As a preventive cardiologist, I’m always telling patients that a lifelong exercise habit is crucial to long-term heart health.
But as a father of five, I can empathize when those same patients tell me, “It’s just so hard to find the time.”
Between shuttling one child to soccer, another to swimming practice, and yet another to baseball games, I was having trouble finding time to exercise myself. I faced the same question my patients face: How can I fit exercise into my busy schedule?
I felt that I owed it to my family, to my patients, and to myself to get that exercise. So my wife, Ashleigh, and I put our heads together and came up with a heart-healthy exercise plan for the entire family. We’d make our exercise routine a family affair.
Our solution: triathlons – competitions that combine swimming, running, and bicycling.
Getting family buy-in
Last fall, Ashleigh and I sat down with our four oldest – Jack, 12; George, 11; Rebecca, 9; and Joseph, 7 – and proposed that they give up their individual sports and all train for kids’ triathlons, which are modified for age-appropriate distances.
This would accomplish several goals:
- It would launch each of them into the exercise habit.
- It would simplify our lives and give everyone more family time.
- And – the really beautiful part – it would build in a way for Ashleigh and me to exercise regularly. We planned to work out while the kids were working out.

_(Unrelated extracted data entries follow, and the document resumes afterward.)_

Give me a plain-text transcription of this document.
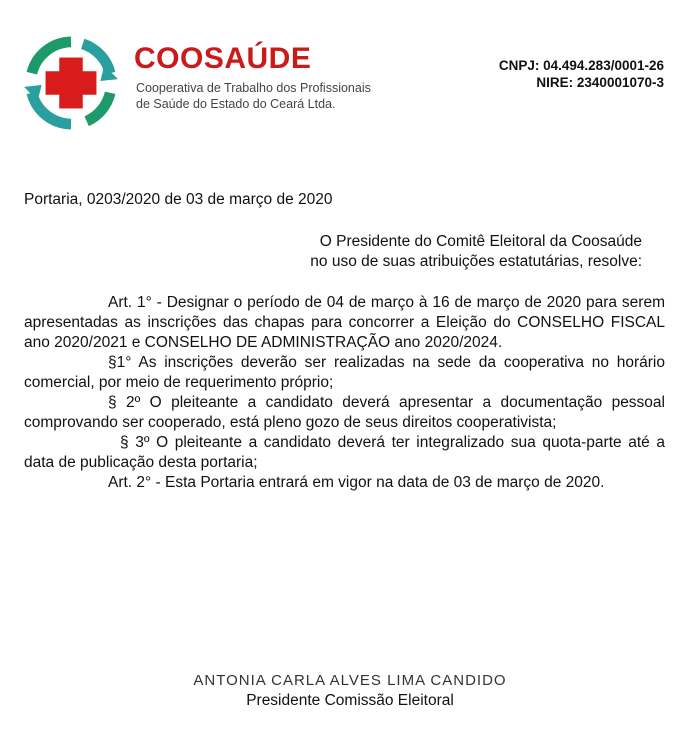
COOSAÚDE
Cooperativa de Trabalho dos Profissionais
de Saúde do Estado do Ceará Ltda.
CNPJ: 04.494.283/0001-26
NIRE: 2340001070-3
Portaria, 0203/2020 de 03 de março de 2020
O Presidente do Comitê Eleitoral da Coosaúde
no uso de suas atribuições estatutárias, resolve:

Art. 1° - Designar o período de 04 de março à 16 de março de 2020 para serem apresentadas as inscrições das chapas para concorrer a Eleição do CONSELHO FISCAL ano 2020/2021 e CONSELHO DE ADMINISTRAÇÃO ano 2020/2024.

§1° As inscrições deverão ser realizadas na sede da cooperativa no horário comercial, por meio de requerimento próprio;

§ 2º O pleiteante a candidato deverá apresentar a documentação pessoal comprovando ser cooperado, está pleno gozo de seus direitos cooperativista;

§ 3º O pleiteante a candidato deverá ter integralizado sua quota-parte até a data de publicação desta portaria;

Art. 2° - Esta Portaria entrará em vigor na data de 03 de março de 2020.

ANTONIA CARLA ALVES LIMA CANDIDO
Presidente Comissão Eleitoral
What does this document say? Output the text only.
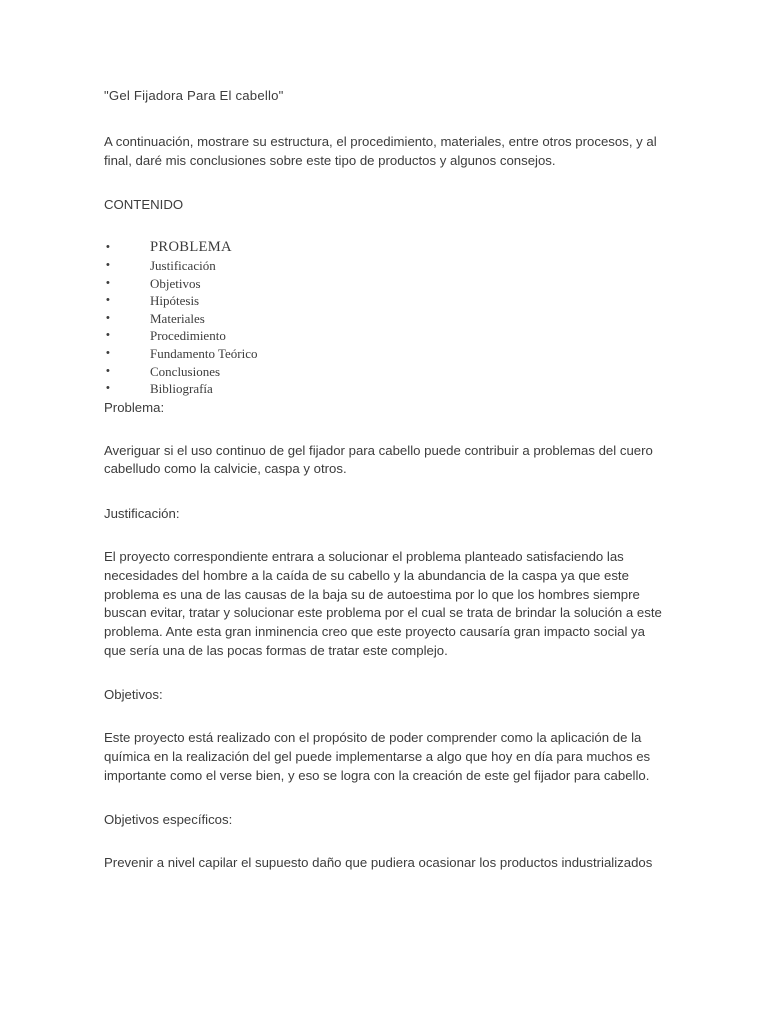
"Gel Fijadora Para El cabello"

A continuación, mostrare su estructura, el procedimiento, materiales, entre otros procesos, y al final, daré mis conclusiones sobre este tipo de productos y algunos consejos.

CONTENIDO

•	PROBLEMA
•	Justificación
•	Objetivos
•	Hipótesis
•	Materiales
•	Procedimiento
•	Fundamento Teórico
•	Conclusiones
•	Bibliografía

Problema:

Averiguar si el uso continuo de gel fijador para cabello puede contribuir a problemas del cuero cabelludo como la calvicie, caspa y otros.

Justificación:

El proyecto correspondiente entrara a solucionar el problema planteado satisfaciendo las necesidades del hombre a la caída de su cabello y la abundancia de la caspa ya que este problema es una de las causas de la baja su de autoestima por lo que los hombres siempre buscan evitar, tratar y solucionar este problema por el cual se trata de brindar la solución a este problema. Ante esta gran inminencia creo que este proyecto causaría gran impacto social ya que sería una de las pocas formas de tratar este complejo.

Objetivos:

Este proyecto está realizado con el propósito de poder comprender como la aplicación de la química en la realización del gel puede implementarse a algo que hoy en día para muchos es importante como el verse bien, y eso se logra con la creación de este gel fijador para cabello.

Objetivos específicos:

Prevenir a nivel capilar el supuesto daño que pudiera ocasionar los productos industrializados
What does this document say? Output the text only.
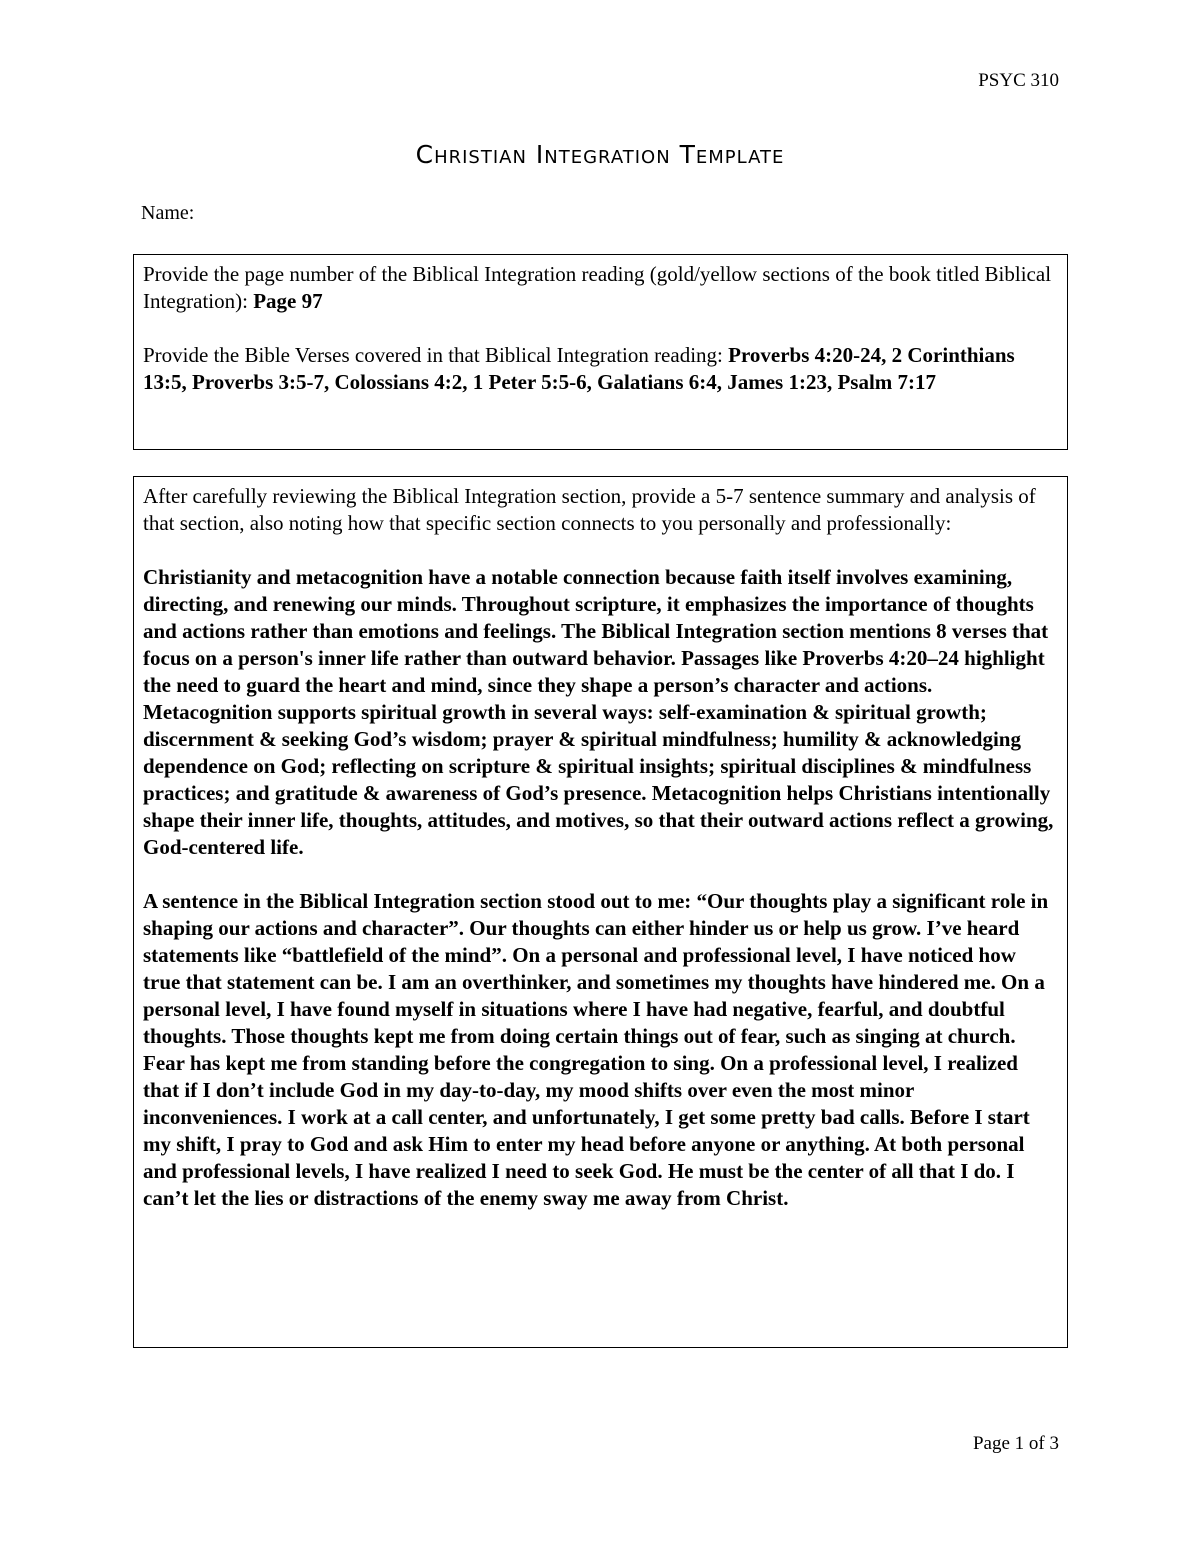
PSYC 310
Christian Integration Template
Name:

Provide the page number of the Biblical Integration reading (gold/yellow sections of the book titled Biblical Integration): Page 97

Provide the Bible Verses covered in that Biblical Integration reading: Proverbs 4:20-24, 2 Corinthians 13:5, Proverbs 3:5-7, Colossians 4:2, 1 Peter 5:5-6, Galatians 6:4, James 1:23, Psalm 7:17

After carefully reviewing the Biblical Integration section, provide a 5-7 sentence summary and analysis of that section, also noting how that specific section connects to you personally and professionally:

Christianity and metacognition have a notable connection because faith itself involves examining, directing, and renewing our minds. Throughout scripture, it emphasizes the importance of thoughts and actions rather than emotions and feelings. The Biblical Integration section mentions 8 verses that focus on a person's inner life rather than outward behavior. Passages like Proverbs 4:20–24 highlight the need to guard the heart and mind, since they shape a person’s character and actions. Metacognition supports spiritual growth in several ways: self-examination & spiritual growth; discernment & seeking God’s wisdom; prayer & spiritual mindfulness; humility & acknowledging dependence on God; reflecting on scripture & spiritual insights; spiritual disciplines & mindfulness practices; and gratitude & awareness of God’s presence. Metacognition helps Christians intentionally shape their inner life, thoughts, attitudes, and motives, so that their outward actions reflect a growing, God-centered life.

A sentence in the Biblical Integration section stood out to me: “Our thoughts play a significant role in shaping our actions and character”. Our thoughts can either hinder us or help us grow. I’ve heard statements like “battlefield of the mind”. On a personal and professional level, I have noticed how true that statement can be. I am an overthinker, and sometimes my thoughts have hindered me. On a personal level, I have found myself in situations where I have had negative, fearful, and doubtful thoughts. Those thoughts kept me from doing certain things out of fear, such as singing at church. Fear has kept me from standing before the congregation to sing. On a professional level, I realized that if I don’t include God in my day-to-day, my mood shifts over even the most minor inconveniences. I work at a call center, and unfortunately, I get some pretty bad calls. Before I start my shift, I pray to God and ask Him to enter my head before anyone or anything. At both personal and professional levels, I have realized I need to seek God. He must be the center of all that I do. I can’t let the lies or distractions of the enemy sway me away from Christ.

Page 1 of 3
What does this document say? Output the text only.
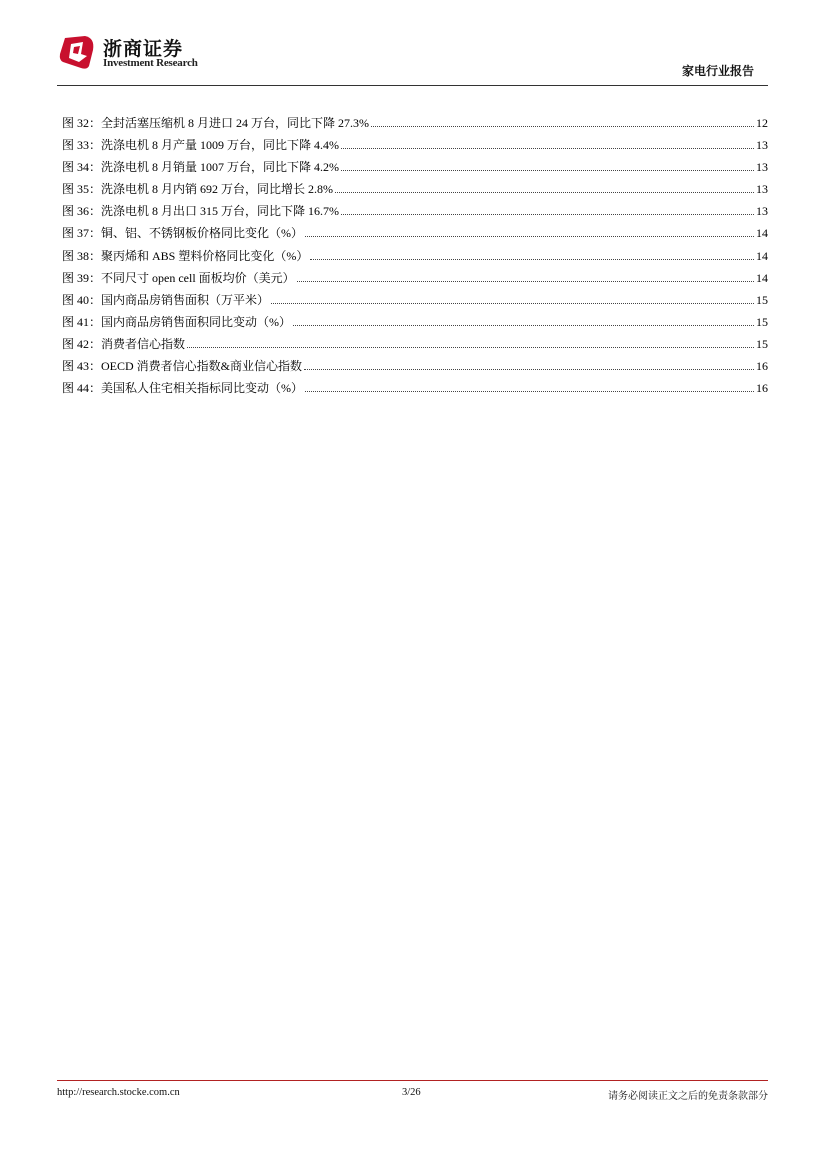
浙商证券
Investment Research
家电行业报告
图 32：全封活塞压缩机 8 月进口 24 万台，同比下降 27.3%	12
图 33：洗涤电机 8 月产量 1009 万台，同比下降 4.4%	13
图 34：洗涤电机 8 月销量 1007 万台，同比下降 4.2%	13
图 35：洗涤电机 8 月内销 692 万台，同比增长 2.8%	13
图 36：洗涤电机 8 月出口 315 万台，同比下降 16.7%	13
图 37：铜、铝、不锈钢板价格同比变化（%）	14
图 38：聚丙烯和 ABS 塑料价格同比变化（%）	14
图 39：不同尺寸 open cell 面板均价（美元）	14
图 40：国内商品房销售面积（万平米）	15
图 41：国内商品房销售面积同比变动（%）	15
图 42：消费者信心指数	15
图 43：OECD 消费者信心指数&商业信心指数	16
图 44：美国私人住宅相关指标同比变动（%）	16
http://research.stocke.com.cn	3/26	请务必阅读正文之后的免责条款部分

Jack was doing really well in baseball at the time and was a bit reluctant to give it up. But he agreed to try our triathlon plan on an experimental basis. The other three were enthusiastic. And so, in October, the kids began training in running, swimming, and cycling.
In January, they joined a team, and now triathlon practice is a scheduled part of all our lives.
Two nights a week, we eat an early dinner and then head out to where the kids swim and jog with a team. While they’re training, Ashleigh and I put our 3-year-old, Nate, in a jogging stroller, and we get our own workout. On other evenings, everyone takes turns on an indoor bicycle trainer. On Saturdays, the whole family does all three.
It’s been great so far. Ashleigh and I are exercising, and the kids are loving their team. How much? At his second competition, our 11-year-old son George crashed into another biker and lost a shoe. He was so intent on the race that he didn’t stop to put his shoe on. He continued cycling for the full bike distance and would have started running − one foot with a shoe, one foot without − if an event judge hadn’t stopped him.
Father’s Day gift
The kids’ next triathlon is on Father’s Day. What a wonderful Father’s Day gift this has already been – really a gift for the whole family.
The next time I tell a patient that serious exercise across a lifetime can substantially reduce the risk of heart disease, I’ll also be able to say there’s always a way to work exercise into your lifestyle . . . because I did just that.